Just because you are religious doesn’t mean your sincerity in defending others’ religious freedom should be discounted. In fact, it doesn’t make sense that you would have someone committed to the cause of defending a right when they don’t exercise it at all. Yet that is the logic. For example, I know that the head of the International Coalition for Religious Freedom is a member of the Unification Church. Should we discount this organization because it may receive funding from or is headed by someone who is part of the Unification Church? Do we say, “Aha! They have a secret agenda and shouldn’t be taken seriously as really being for religious freedom?” I think not.
Religious freedom is something that those who hold religious liberties dearest are going to be the most fervent to fight for, as a general rule. And no matter what our religious perspective, we need to be very careful not to fall into that same trap.

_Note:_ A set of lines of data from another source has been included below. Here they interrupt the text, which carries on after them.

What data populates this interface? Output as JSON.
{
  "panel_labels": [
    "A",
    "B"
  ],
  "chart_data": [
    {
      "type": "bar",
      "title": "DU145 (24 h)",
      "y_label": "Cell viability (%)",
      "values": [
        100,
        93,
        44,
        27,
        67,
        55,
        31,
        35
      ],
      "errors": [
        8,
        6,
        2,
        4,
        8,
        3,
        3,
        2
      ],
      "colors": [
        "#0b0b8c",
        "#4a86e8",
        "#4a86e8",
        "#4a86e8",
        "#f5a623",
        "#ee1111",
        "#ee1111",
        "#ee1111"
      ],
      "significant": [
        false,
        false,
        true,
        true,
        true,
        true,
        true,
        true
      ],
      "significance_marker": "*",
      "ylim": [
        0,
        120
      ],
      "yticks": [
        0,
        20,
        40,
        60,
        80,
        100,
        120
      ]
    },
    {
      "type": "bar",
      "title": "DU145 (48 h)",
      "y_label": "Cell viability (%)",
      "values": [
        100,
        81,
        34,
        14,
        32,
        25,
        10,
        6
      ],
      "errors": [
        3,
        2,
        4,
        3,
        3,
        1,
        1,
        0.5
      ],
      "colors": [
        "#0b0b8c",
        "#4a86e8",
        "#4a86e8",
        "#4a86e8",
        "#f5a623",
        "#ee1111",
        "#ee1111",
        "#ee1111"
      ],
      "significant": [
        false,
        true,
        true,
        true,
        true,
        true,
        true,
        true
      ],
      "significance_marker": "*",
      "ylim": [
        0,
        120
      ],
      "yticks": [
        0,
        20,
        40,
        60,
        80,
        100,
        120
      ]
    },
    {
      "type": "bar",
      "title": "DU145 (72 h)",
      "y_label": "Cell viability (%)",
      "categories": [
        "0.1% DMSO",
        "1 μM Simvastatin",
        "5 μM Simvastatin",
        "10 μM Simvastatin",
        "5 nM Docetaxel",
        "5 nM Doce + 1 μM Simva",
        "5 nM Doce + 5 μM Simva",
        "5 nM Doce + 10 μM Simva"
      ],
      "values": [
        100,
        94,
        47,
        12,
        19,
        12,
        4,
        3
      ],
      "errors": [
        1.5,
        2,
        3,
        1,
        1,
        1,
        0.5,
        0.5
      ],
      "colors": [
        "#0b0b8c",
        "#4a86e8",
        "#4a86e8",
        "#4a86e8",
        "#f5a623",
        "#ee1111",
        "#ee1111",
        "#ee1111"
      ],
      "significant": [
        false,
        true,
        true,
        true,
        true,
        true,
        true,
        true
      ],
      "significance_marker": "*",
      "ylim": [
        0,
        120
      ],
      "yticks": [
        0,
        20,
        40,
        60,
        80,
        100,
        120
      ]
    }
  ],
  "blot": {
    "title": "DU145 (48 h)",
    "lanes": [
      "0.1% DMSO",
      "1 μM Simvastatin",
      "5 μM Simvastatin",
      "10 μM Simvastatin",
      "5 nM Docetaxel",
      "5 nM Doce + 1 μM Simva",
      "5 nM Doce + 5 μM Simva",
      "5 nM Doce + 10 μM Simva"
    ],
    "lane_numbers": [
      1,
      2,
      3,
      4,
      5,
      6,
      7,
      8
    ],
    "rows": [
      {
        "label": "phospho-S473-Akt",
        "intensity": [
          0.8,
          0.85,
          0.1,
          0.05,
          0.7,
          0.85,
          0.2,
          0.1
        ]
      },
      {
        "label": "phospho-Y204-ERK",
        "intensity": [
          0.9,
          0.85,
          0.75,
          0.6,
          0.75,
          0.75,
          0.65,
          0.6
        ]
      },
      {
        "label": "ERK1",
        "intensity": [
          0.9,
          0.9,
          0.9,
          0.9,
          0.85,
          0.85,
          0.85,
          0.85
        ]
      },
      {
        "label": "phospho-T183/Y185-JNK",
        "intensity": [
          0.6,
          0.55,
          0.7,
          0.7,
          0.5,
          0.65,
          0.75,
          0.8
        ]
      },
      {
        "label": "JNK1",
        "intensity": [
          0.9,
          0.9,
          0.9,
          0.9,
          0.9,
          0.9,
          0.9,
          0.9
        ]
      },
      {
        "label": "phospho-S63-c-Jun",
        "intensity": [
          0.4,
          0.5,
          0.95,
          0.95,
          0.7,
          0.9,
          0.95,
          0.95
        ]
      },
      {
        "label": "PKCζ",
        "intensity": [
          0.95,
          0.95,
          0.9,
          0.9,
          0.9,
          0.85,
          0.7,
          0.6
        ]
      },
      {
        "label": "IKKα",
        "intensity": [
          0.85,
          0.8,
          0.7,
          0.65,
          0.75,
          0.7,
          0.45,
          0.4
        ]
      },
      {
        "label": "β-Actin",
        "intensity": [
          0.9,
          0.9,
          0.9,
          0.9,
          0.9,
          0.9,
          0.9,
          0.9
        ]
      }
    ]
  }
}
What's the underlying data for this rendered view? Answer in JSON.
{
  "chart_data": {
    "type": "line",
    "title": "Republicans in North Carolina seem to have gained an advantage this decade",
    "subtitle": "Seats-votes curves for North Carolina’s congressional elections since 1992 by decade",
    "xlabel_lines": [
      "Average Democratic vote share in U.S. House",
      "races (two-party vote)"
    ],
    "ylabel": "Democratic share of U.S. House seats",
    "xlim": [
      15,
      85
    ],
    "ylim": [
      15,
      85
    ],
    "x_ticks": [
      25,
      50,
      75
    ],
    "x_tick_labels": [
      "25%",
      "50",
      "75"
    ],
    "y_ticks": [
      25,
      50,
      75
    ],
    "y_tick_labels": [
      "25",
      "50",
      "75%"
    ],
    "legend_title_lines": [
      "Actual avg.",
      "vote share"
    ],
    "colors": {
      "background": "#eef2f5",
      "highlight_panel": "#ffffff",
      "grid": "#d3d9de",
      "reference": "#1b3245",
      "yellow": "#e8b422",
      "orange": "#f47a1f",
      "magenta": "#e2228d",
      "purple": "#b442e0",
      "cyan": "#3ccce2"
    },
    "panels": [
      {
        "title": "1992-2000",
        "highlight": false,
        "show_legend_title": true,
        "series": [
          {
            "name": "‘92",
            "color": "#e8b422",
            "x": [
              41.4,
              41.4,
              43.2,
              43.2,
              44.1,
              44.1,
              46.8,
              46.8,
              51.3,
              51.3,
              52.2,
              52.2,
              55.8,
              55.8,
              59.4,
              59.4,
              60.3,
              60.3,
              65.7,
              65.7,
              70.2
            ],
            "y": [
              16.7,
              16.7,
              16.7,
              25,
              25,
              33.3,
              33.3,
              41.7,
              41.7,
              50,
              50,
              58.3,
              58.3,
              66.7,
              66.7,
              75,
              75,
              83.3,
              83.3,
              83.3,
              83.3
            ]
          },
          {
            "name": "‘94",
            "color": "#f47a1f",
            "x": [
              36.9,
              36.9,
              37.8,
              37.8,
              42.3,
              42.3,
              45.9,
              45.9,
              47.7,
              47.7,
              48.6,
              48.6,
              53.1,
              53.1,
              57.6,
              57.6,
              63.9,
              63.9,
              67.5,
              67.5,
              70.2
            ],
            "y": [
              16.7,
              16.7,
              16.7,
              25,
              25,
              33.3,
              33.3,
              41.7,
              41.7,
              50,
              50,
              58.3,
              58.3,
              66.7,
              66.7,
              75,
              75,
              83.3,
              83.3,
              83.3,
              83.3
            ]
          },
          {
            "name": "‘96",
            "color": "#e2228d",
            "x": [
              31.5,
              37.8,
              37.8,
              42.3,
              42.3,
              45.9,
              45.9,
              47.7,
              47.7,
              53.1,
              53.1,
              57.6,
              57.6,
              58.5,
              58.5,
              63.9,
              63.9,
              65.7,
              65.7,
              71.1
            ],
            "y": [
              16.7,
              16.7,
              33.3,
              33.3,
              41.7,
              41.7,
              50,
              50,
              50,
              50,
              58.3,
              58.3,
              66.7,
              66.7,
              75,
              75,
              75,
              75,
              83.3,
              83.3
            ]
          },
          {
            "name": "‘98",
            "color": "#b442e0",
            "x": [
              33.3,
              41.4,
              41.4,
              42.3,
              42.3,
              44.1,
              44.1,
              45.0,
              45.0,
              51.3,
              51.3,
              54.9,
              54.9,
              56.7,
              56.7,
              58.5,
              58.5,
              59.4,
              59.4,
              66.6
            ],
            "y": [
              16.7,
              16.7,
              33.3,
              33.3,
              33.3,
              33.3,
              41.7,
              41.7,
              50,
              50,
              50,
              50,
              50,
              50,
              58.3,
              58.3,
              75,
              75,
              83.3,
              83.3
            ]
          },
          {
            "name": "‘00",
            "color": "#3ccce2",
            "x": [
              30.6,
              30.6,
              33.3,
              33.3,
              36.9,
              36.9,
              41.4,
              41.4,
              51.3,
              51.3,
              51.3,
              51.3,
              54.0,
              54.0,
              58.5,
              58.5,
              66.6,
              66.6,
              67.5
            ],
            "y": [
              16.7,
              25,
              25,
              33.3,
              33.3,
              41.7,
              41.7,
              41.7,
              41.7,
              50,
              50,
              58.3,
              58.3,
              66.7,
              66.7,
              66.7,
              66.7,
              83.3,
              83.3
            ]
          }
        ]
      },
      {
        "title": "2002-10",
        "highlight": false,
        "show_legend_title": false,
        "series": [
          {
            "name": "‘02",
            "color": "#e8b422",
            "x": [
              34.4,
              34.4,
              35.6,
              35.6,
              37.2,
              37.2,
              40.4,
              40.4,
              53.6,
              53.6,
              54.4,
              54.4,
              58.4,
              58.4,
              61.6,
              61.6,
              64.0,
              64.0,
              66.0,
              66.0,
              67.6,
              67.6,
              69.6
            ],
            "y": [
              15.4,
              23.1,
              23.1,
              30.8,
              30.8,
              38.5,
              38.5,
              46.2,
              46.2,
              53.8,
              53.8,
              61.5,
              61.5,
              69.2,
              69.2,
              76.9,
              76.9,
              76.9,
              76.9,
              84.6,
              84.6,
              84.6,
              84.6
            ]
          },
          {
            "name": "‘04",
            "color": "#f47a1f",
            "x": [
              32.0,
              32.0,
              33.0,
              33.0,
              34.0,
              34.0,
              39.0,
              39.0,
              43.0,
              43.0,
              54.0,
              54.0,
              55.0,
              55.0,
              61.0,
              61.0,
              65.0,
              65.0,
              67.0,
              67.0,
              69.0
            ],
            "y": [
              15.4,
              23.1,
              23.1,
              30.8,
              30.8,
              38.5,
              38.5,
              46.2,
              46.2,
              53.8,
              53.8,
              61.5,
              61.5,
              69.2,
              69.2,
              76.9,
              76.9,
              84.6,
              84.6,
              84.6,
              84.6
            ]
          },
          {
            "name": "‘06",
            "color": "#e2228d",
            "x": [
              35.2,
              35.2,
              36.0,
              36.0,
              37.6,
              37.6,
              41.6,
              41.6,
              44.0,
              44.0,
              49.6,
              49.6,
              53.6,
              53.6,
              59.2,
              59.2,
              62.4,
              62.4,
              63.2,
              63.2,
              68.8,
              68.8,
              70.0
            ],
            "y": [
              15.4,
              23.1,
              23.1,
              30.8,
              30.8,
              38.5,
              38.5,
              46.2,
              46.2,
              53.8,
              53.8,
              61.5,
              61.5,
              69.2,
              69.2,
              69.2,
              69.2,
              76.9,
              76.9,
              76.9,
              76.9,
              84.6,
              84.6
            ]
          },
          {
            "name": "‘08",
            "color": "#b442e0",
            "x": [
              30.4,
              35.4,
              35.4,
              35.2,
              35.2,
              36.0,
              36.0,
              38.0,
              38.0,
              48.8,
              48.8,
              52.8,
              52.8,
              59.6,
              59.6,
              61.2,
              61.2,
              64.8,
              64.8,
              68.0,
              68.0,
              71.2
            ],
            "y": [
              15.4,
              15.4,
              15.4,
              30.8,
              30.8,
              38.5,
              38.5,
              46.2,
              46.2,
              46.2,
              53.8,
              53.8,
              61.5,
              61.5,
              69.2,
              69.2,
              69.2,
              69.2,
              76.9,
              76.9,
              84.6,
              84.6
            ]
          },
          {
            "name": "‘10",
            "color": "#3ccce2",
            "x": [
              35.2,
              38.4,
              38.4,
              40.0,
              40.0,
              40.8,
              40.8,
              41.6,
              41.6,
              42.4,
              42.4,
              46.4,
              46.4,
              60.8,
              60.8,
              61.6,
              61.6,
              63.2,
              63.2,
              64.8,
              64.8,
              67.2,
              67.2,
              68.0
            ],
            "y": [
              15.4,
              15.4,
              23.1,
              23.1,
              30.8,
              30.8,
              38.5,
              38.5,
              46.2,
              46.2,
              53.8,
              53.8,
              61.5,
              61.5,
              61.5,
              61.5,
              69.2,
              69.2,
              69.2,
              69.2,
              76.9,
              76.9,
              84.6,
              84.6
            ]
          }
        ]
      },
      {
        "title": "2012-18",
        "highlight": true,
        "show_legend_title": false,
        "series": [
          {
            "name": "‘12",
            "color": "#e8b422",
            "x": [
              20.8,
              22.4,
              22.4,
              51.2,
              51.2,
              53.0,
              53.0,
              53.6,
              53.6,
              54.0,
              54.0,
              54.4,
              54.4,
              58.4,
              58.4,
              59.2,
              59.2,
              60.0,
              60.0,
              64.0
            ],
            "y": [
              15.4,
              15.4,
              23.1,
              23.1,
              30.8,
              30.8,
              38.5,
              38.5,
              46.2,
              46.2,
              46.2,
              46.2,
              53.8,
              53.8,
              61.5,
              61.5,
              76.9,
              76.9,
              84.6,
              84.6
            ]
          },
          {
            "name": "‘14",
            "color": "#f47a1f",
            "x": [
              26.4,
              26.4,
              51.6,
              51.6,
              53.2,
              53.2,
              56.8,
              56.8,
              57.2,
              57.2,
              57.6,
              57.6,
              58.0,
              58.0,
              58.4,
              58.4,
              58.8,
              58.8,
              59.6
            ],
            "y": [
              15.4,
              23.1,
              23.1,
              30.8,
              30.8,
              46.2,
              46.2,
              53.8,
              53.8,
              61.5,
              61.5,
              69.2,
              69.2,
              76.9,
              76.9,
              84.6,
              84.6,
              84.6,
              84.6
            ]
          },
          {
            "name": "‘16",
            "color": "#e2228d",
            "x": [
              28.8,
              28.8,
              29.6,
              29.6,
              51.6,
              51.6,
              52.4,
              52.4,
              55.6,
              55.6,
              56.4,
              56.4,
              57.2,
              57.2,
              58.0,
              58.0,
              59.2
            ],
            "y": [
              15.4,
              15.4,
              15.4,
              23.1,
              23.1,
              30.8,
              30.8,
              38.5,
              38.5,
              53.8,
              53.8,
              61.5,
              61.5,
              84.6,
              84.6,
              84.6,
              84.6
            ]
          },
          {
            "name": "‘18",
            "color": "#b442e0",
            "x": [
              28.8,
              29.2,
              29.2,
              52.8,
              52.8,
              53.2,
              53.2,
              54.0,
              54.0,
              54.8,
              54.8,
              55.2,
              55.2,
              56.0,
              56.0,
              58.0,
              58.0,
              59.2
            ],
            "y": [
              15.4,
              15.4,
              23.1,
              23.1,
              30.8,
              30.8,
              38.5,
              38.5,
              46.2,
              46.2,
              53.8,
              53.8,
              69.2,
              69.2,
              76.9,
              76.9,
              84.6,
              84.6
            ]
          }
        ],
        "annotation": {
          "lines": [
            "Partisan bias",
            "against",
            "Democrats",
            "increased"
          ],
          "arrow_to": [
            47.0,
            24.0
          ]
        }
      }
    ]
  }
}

The bottom line is that we in the world today have many paths that we could take. There are many different countries that have chosen many different directions with regard to religious freedom. In some ways the United States serves as a role model. Coming back to our Constitution, we cannot ignore the fact that laws and principles of law inevitably relate back to religious conviction, in whatever religion. There are laws such as Title VII and the Equal Access Act that can be used as models.
In addition, let us never forget that just because even we in the United States have some of these laws on our books, though we need some more, doesn’t mean the game is over. Instead it takes diligence for us to have these rights and freedoms protected for ourselves and our posterity.